1b. A few students did an epsilon-delta proof, but had some notation trouble. Others tried to argue that f was a sum of linear/constant functions, which must be continuous. Some other students attempted to show $\lim_{x -> x_0} f(x) = f(x_0)$, but did not explain every step.
2a. Most students got this, but did not conclude $\nabla g(x) = x / \|x\|$.
2b. Almost everyone thought $g(x) = \|x\|$ for this question. Only a few of students argued why $f'(t) = \nabla g(a - tb)^T (-b)$; some students just stated this as a fact, but did not explain why.
3a. No problems here.
3b. Many students thought log = log_10, but most used log = ln.
4a. Full marks were given to anyone who did this question. Glancing at the answers showed that many students do not know how to properly write sets, especially for the boundary of the first three sets. Also, almost all students would only write: "D is closed" rather than "D is not open and D is closed".
4b. Most students had difficulty with this question. Some hand-waving proofs, and even a proof by example. Lots of claims and implications were made and not explained. However, there were a some students who clearly had experience with topology proofs and would form a sequence x_n using r = 1/n.
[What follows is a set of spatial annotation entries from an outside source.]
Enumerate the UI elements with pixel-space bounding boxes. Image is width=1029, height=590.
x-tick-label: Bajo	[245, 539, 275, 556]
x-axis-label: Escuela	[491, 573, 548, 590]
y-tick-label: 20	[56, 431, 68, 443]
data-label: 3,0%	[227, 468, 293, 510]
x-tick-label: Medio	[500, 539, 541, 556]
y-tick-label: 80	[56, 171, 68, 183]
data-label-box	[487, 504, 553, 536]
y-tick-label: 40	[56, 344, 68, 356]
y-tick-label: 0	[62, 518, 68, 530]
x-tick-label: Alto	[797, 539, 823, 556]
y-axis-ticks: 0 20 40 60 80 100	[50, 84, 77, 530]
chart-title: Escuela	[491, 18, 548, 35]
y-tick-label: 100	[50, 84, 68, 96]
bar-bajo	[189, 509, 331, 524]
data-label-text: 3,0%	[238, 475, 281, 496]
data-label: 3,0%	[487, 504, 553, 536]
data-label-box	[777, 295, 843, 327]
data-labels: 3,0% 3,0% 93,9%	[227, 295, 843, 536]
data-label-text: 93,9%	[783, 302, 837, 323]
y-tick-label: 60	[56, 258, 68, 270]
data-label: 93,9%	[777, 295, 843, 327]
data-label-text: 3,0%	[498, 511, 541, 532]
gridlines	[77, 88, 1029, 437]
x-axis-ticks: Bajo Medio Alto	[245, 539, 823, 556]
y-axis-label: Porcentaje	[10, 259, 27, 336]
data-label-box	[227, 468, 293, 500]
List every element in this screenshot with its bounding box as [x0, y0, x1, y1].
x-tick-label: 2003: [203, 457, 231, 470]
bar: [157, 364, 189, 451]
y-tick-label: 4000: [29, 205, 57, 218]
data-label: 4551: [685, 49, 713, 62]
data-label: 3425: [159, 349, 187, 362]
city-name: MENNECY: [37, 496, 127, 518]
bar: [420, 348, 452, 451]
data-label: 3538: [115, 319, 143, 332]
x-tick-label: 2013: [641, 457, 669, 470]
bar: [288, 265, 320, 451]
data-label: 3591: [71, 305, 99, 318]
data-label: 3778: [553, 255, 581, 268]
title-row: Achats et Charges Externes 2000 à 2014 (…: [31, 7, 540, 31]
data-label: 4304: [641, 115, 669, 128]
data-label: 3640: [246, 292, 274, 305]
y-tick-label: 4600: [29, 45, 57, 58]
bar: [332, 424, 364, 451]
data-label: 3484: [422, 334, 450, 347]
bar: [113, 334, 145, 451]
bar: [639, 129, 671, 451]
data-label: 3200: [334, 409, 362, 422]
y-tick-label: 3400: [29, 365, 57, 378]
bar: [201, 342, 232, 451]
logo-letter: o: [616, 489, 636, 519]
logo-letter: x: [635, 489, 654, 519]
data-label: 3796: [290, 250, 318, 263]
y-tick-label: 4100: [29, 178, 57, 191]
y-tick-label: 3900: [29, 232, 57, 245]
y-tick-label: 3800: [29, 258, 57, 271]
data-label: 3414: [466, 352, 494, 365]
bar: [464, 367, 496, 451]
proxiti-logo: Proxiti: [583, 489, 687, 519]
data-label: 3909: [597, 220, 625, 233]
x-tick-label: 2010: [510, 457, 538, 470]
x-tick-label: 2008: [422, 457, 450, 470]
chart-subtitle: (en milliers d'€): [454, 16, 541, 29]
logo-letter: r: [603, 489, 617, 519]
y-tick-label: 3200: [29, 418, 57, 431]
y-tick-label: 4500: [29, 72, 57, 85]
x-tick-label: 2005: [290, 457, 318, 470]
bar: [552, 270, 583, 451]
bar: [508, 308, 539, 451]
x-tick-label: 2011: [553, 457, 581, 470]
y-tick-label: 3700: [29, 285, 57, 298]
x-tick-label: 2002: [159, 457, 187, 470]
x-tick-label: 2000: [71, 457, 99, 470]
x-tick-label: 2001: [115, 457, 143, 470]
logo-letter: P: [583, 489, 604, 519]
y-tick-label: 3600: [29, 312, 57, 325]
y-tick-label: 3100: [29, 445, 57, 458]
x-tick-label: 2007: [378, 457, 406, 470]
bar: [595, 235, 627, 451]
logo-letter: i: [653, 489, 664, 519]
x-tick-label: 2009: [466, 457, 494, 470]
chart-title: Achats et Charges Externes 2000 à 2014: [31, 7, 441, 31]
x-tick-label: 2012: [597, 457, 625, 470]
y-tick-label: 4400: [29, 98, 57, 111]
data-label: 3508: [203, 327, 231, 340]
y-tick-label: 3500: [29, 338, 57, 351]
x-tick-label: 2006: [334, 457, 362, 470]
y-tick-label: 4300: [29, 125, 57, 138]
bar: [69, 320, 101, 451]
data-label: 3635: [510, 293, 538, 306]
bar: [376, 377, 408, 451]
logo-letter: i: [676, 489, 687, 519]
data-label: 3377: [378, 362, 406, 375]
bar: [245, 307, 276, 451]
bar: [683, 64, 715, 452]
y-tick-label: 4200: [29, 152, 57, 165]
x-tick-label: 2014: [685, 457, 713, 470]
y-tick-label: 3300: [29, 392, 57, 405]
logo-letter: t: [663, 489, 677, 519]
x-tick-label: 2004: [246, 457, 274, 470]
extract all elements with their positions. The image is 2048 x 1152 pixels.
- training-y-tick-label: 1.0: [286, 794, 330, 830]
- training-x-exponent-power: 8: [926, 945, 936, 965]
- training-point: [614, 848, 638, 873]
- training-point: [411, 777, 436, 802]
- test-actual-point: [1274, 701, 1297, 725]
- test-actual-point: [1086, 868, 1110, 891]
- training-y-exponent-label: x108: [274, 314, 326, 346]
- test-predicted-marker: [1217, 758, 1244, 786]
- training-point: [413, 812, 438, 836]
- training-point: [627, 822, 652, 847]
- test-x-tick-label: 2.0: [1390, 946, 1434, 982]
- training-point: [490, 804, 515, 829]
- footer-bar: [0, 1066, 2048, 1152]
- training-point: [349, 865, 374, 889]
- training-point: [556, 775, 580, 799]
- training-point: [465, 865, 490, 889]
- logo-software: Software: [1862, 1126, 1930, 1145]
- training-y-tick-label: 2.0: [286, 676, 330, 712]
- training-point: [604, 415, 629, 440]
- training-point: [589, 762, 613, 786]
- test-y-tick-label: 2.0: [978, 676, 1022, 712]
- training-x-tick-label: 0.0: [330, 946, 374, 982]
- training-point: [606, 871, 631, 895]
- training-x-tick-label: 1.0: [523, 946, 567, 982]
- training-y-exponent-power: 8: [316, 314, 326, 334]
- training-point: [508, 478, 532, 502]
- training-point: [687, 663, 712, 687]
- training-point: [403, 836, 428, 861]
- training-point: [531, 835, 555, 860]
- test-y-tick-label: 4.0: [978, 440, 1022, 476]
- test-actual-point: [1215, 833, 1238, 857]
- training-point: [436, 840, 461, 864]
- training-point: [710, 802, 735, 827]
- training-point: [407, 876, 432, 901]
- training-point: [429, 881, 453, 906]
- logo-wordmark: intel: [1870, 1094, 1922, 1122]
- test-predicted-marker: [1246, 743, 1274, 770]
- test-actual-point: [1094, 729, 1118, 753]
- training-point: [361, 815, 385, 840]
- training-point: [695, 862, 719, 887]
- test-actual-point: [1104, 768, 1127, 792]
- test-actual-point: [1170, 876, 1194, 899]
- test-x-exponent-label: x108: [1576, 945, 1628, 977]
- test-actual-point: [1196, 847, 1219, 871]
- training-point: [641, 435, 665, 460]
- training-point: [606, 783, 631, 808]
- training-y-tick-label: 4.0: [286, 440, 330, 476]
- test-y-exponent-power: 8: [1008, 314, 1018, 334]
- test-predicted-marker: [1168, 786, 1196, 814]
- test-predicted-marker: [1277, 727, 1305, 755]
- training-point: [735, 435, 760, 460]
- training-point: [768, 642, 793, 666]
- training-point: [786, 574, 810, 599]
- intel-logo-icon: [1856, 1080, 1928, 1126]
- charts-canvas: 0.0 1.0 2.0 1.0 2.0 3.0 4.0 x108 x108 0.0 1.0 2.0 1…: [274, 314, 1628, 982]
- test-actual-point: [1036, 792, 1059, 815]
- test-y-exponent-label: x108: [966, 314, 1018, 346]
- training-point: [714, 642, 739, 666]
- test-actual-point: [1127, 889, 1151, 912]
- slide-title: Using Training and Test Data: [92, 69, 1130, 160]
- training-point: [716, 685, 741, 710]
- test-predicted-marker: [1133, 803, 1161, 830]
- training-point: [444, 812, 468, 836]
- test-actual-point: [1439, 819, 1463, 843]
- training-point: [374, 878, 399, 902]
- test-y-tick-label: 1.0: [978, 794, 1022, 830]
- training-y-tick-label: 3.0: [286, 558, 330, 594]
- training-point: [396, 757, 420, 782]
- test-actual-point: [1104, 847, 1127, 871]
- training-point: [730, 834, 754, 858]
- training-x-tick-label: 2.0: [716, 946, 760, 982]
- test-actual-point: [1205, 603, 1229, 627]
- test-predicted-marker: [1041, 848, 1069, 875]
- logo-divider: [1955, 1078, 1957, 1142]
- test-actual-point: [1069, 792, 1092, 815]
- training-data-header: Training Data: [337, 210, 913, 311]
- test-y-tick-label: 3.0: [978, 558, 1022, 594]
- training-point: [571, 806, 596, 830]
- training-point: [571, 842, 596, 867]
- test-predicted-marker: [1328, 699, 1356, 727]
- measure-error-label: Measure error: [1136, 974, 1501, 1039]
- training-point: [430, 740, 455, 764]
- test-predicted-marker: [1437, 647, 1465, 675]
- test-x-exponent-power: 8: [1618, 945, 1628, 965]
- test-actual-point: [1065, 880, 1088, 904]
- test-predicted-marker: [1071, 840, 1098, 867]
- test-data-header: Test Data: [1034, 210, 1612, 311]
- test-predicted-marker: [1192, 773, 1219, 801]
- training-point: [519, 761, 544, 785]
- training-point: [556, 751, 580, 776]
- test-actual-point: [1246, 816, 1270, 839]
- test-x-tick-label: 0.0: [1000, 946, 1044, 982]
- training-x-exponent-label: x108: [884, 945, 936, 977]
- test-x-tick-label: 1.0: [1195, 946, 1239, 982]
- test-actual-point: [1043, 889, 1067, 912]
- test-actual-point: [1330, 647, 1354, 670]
5a. Full marks were given to anyone who did this question. Seemed well done, but I don't think many students used the fact that rank(A) = rank(A^T).
5b. Most people got the eigenvalues here, but there were some students who had trouble getting the eignvectors by hand, especially for the 3x3 matrix.
5c. Well done. Almost everyone concluded the rank is minimized when \rho = 0, however many students did not explain that if \rho \neq 0, then rank(C) = 3.